Eles começam a pular igual a sapinhos na lagoa em noite de lua cheia. Dá a impressão até que espreitam, surgem justamente na hora que você vai olhar lá no espelho em busca de autoestima, saltam aos olhos só para aborrecer, destoar. Tóiiimm. Olha ele lá, branquinho, diferenciado, mais grossinho, mais seco, fica se mostrando como que fazendo careta, se joga pra fora em atitude suicida. Provoca. Cada cabeça, uma sentença. Eu arranco. Miro, cato, arranco.
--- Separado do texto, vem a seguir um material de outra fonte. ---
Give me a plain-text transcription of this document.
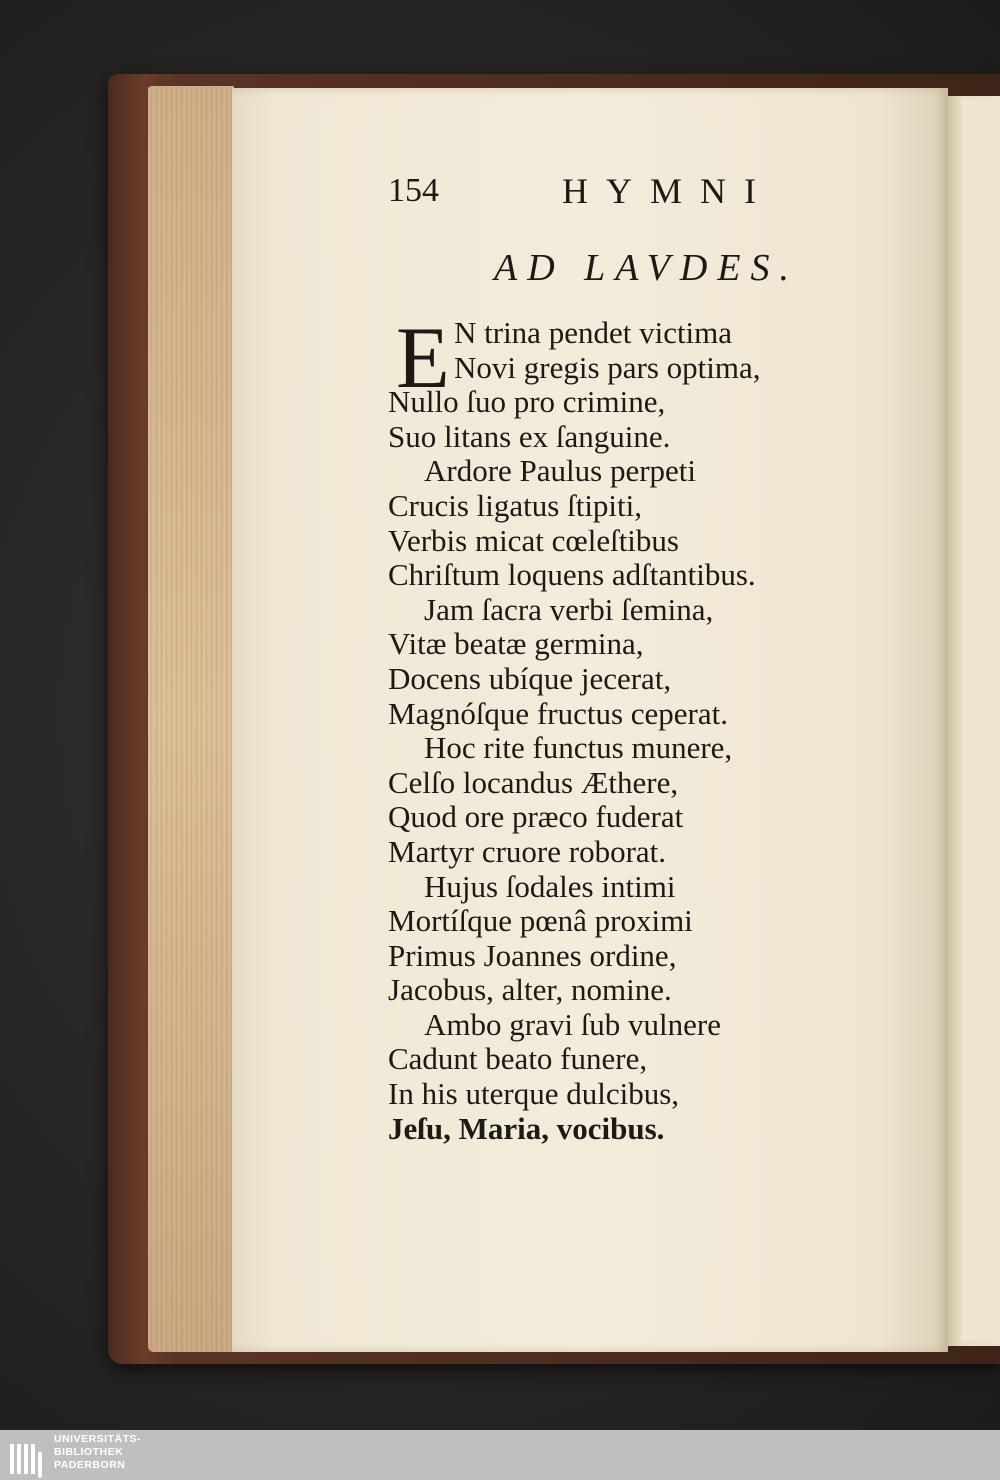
154	HYMNI
AD LAVDES.
E N trina pendet victima
Novi gregis pars optima,
Nullo ſuo pro crimine,
Suo litans ex ſanguine.
Ardore Paulus perpeti
Crucis ligatus ſtipiti,
Verbis micat cœleſtibus
Chriſtum loquens adſtantibus.
Jam ſacra verbi ſemina,
Vitæ beatæ germina,
Docens ubíque jecerat,
Magnóſque fructus ceperat.
Hoc rite functus munere,
Celſo locandus Æthere,
Quod ore præco fuderat
Martyr cruore roborat.
Hujus ſodales intimi
Mortíſque pœnâ proximi
Primus Joannes ordine,
Jacobus, alter, nomine.
Ambo gravi ſub vulnere
Cadunt beato funere,
In his uterque dulcibus,
Jeſu, Maria, vocibus.
UNIVERSITÄTS-
BIBLIOTHEK
PADERBORN
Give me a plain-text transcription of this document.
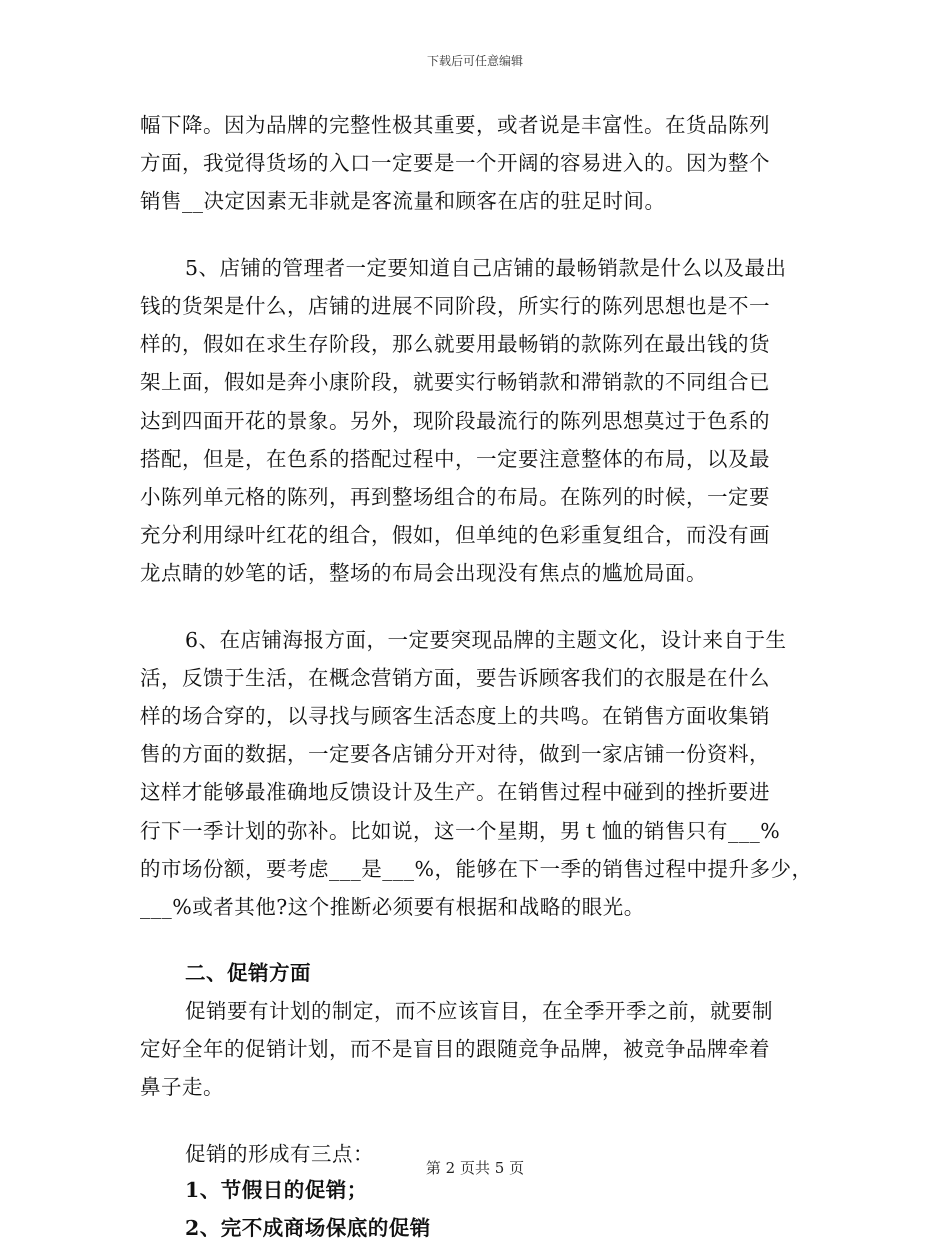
下载后可任意编辑
幅下降。因为品牌的完整性极其重要，或者说是丰富性。在货品陈列
方面，我觉得货场的入口一定要是一个开阔的容易进入的。因为整个
销售__决定因素无非就是客流量和顾客在店的驻足时间。
5、店铺的管理者一定要知道自己店铺的最畅销款是什么以及最出
钱的货架是什么，店铺的进展不同阶段，所实行的陈列思想也是不一
样的，假如在求生存阶段，那么就要用最畅销的款陈列在最出钱的货
架上面，假如是奔小康阶段，就要实行畅销款和滞销款的不同组合已
达到四面开花的景象。另外，现阶段最流行的陈列思想莫过于色系的
搭配，但是，在色系的搭配过程中，一定要注意整体的布局，以及最
小陈列单元格的陈列，再到整场组合的布局。在陈列的时候，一定要
充分利用绿叶红花的组合，假如，但单纯的色彩重复组合，而没有画
龙点睛的妙笔的话，整场的布局会出现没有焦点的尴尬局面。
6、在店铺海报方面，一定要突现品牌的主题文化，设计来自于生
活，反馈于生活，在概念营销方面，要告诉顾客我们的衣服是在什么
样的场合穿的，以寻找与顾客生活态度上的共鸣。在销售方面收集销
售的方面的数据，一定要各店铺分开对待，做到一家店铺一份资料，
这样才能够最准确地反馈设计及生产。在销售过程中碰到的挫折要进
行下一季计划的弥补。比如说，这一个星期，男ｔ恤的销售只有___%
的市场份额，要考虑___是___%，能够在下一季的销售过程中提升多少，
___%或者其他?这个推断必须要有根据和战略的眼光。
二、促销方面
促销要有计划的制定，而不应该盲目，在全季开季之前，就要制
定好全年的促销计划，而不是盲目的跟随竞争品牌，被竞争品牌牵着
鼻子走。
促销的形成有三点：
1、节假日的促销；
2、完不成商场保底的促销
第 2 页共 5 页
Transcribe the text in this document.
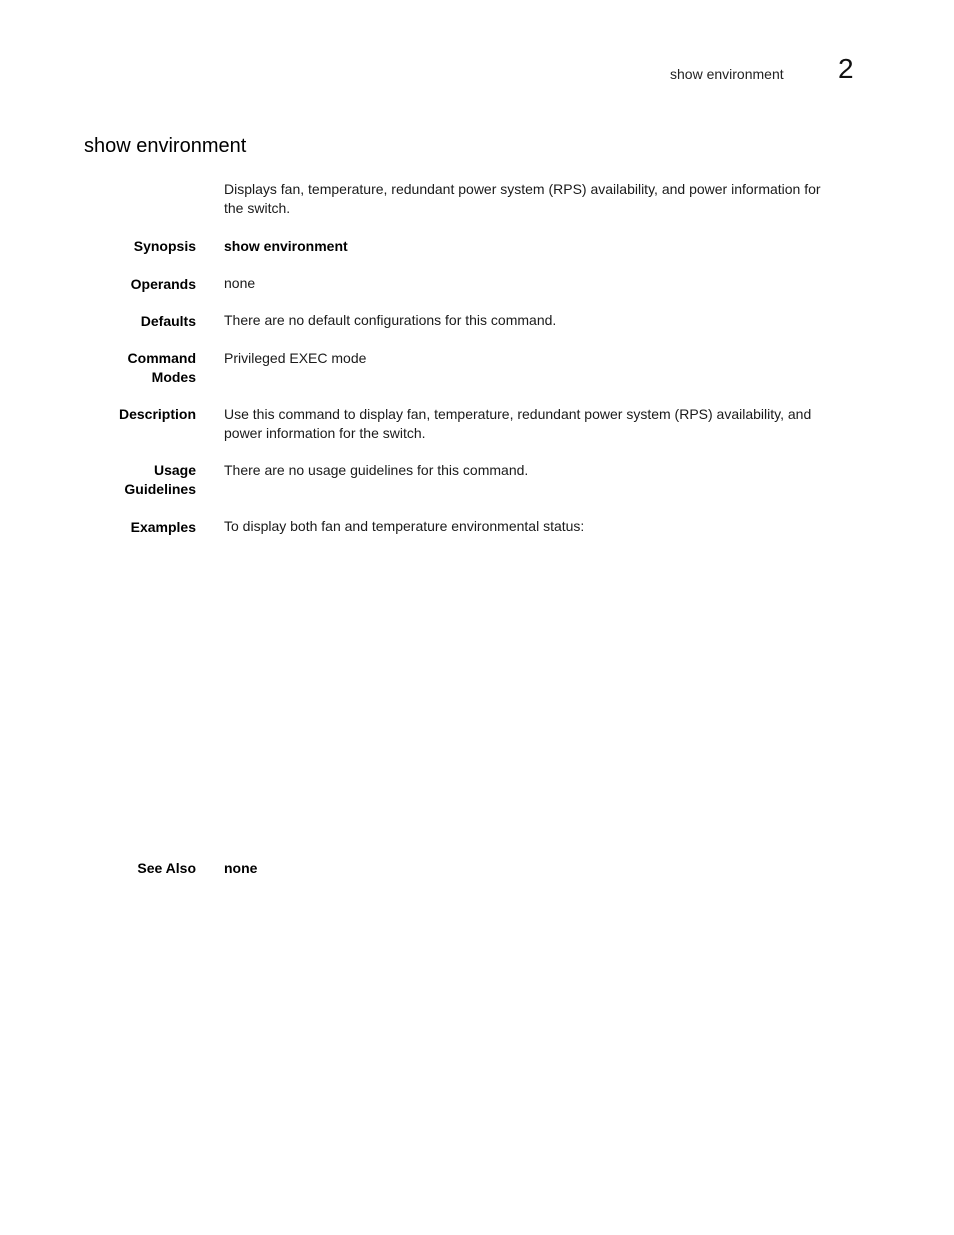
show environment 2
show environment
Displays fan, temperature, redundant power system (RPS) availability, and power information for
the switch.
Synopsis show environment
Operands none
Defaults There are no default configurations for this command.
Command
Modes
Privileged EXEC mode
Description Use this command to display fan, temperature, redundant power system (RPS) availability, and
power information for the switch.
Usage
Guidelines
There are no usage guidelines for this command.
Examples To display both fan and temperature environmental status:
See Also none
Cabelos brancos nascem, são arrancados, voltam. São teimosos e obstinados. Alguns se organizam mais rapidamente, em multidões, para serem invencíveis e tomar posse de vez do que acham que lhes pertence, as nossas humanas cabeças. Sim, eles são ousados, aparecem muito também – e rapidamente – em áreas mais íntimas. No peito de alguns homens, por exemplo. Vamos ficar por aqui que vocês já entenderam. Pelos, cabelos. Trocadilho: será que pelos cabelos podemos mesmo saber quem são as pessoas? Os brancos sempre devem ser respeitados, me ensinaram.

Mas de repente passei a me perguntar: a que se relacionam, como vivem, como se reproduzem, do que se alimentam esses safados? Ah, outra coisa: estresse causa sim cabelo branco, nem vem que não tem – vocês estudiosos só não comprovam isso por preguiça. Em um dia daqueles de barra pesada já tive a clara impressão de ver que eles explodiram, alguns tomaram até fios longos, desafiantes; parecem dizer “Viu? Você não me achou e eu cresci!”. Já reparou nos charmosos cabelos brancos da Renata Vasconcelos no Jornal Nacional? Que assanhados para aparecer no horário nobre? Repara que tem dia que tem mais – certeza de que é dia dela dar notícia cabeluda.

Mas eles – esses branquelos – aparecem principalmente por causa do tempo, da passagem dele, dessa maluca medida de horas, minutos, segundos que é a nossa existência.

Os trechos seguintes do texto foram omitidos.